Когда подруги спрашивают Мэн, скоро ли она выйдет замуж, Мэн улыбается:
— Как только все вы будете замужем, настанет и моя очередь.
Она была словно молодой грибок, выросший после дождя, но замуж не торопилась. При мысли о том, что когда-нибудь придется покинуть родной дом, ей становилось грустно. Ведь по обычаю этих мест девушке в восемнадцать лет пора уже обзаводиться семьей. Шестнадцатилетнюю подружку Люен, что живет на том склоне горы, уже выдали замуж. В день свадьбы Люен рыдала, как ребенок, которого несправедливо наказали. А ведь Мэн старше бедняжки Люен. И как ни привязана мать к своей Мэн, в конце концов она тоже выдаст дочку замуж. Мэн часто задумывалась над этим, но пока не видела избранника, которому она могла бы предложить бетель с орешками пальмы-ареки[76]. Она была поглощена общественной работой. Иногда Мэн приходилось в сумерках идти через горы, чтобы созвать жителей селения на собрание. Ей становилось страшно одной в темноте — в горах рыскали тигры и барсы, но задание есть задание, и Мэн успокаивала себя: «Тигры и барсы обойдут стороной мою тропинку».
А когда ей приходилось взбираться по крутому склону, она старалась убедить себя, что он не такой уж крутой, и для храбрости запевала песню, которую подхватывало эхо.
Секретарь организации Союза трудовой молодежи решил, что Мэн пора принять в Союз. Но когда он заговорил с ней об этом, девушка покачала головой:
— Ты предлагаешь мне вступить в Союз, но я никуда не хочу уходить из родного селения.

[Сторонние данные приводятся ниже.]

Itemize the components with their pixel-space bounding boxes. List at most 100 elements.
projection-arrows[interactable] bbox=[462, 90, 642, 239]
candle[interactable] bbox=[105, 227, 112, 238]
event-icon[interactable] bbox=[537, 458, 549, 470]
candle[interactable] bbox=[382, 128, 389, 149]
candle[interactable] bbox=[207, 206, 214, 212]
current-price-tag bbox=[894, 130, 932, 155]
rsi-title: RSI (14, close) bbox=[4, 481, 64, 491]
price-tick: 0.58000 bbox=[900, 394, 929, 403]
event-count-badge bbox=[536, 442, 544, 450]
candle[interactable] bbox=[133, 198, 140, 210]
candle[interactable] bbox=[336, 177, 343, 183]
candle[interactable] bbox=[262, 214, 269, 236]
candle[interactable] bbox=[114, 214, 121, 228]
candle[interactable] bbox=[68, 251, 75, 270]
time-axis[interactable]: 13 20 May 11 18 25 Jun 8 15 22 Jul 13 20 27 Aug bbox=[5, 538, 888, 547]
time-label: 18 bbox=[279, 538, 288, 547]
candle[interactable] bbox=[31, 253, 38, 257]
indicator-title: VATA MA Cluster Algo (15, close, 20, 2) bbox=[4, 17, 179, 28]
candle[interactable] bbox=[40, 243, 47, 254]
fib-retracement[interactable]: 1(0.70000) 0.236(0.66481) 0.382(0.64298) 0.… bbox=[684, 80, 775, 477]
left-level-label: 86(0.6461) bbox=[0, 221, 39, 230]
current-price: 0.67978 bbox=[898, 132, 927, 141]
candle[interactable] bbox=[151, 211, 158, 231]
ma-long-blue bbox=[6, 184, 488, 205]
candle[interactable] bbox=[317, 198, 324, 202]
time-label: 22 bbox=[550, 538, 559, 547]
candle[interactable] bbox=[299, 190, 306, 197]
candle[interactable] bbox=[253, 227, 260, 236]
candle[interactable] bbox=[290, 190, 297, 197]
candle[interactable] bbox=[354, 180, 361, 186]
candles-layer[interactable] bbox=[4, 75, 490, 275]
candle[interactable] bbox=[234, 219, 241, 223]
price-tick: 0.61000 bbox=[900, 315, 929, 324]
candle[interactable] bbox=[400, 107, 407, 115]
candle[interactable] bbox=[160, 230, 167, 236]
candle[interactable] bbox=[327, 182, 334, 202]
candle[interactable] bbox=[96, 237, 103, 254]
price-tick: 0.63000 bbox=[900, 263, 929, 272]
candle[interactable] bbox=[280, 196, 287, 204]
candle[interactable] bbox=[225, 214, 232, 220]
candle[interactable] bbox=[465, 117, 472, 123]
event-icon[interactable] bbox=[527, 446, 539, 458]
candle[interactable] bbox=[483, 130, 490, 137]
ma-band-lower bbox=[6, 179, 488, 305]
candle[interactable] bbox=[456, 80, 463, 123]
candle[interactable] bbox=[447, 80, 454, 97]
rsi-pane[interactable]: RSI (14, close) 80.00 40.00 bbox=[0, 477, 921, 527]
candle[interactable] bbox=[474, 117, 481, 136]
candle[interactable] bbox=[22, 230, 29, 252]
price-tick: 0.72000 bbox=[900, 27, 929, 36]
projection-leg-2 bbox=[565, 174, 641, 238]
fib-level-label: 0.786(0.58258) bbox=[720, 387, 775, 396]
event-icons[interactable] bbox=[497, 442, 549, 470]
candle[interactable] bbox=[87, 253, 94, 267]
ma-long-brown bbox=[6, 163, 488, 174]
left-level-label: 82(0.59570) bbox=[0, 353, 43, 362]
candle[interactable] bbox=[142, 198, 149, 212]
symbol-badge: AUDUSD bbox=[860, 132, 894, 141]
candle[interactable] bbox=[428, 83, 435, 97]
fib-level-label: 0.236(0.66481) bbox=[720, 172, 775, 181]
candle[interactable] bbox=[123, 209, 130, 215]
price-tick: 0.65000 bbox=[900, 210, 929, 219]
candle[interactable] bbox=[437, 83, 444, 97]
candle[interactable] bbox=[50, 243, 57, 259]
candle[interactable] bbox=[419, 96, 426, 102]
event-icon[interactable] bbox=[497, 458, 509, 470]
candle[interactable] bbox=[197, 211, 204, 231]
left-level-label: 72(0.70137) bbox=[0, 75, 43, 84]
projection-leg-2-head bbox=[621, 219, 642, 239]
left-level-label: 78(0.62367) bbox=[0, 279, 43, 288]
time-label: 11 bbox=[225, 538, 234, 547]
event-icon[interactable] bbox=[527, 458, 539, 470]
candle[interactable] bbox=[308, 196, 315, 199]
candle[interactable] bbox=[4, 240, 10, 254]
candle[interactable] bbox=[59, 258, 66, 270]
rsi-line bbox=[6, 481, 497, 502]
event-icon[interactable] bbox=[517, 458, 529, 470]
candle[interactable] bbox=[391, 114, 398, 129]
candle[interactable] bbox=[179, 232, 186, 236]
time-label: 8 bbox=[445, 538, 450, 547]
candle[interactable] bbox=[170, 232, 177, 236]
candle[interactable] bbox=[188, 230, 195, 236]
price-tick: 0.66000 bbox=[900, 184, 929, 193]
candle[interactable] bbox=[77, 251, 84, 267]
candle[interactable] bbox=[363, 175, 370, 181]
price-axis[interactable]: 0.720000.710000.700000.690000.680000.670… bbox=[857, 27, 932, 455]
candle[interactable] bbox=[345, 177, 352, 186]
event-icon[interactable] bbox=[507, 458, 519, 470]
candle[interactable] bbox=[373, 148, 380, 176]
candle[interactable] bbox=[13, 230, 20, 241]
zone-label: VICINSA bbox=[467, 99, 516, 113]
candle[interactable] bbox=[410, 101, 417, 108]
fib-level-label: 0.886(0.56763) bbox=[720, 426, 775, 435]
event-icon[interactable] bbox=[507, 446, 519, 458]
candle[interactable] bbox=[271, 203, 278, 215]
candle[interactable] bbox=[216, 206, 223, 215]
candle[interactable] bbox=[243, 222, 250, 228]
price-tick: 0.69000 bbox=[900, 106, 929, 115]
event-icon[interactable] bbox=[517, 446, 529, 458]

Только когда секретарь разъяснил ей, что́ должен делать член Союза трудовой молодежи, Мэн стало понятно все. Она тотчас попросила, чтобы кто-нибудь написал за нее заявление. С тех пор как Мэн вступила в Союз и многое узнала о партии, она стала работать еще усерднее. Но когда девушка вспоминала, как просила написать за нее заявление, щеки ее заливала краска стыда. В Союзе трудовой молодежи ей сказали: надо учиться. И вот каждый вечер Мэн с книгой в руке усаживалась перед лампой.
— Сколько времени нужно, чтобы выучить все буквы? — спрашивали ее старики.
Девушка тихо наклоняла голову и улыбалась:
— Учиться надо всегда. После того как выучишь буквы, надо учиться счету.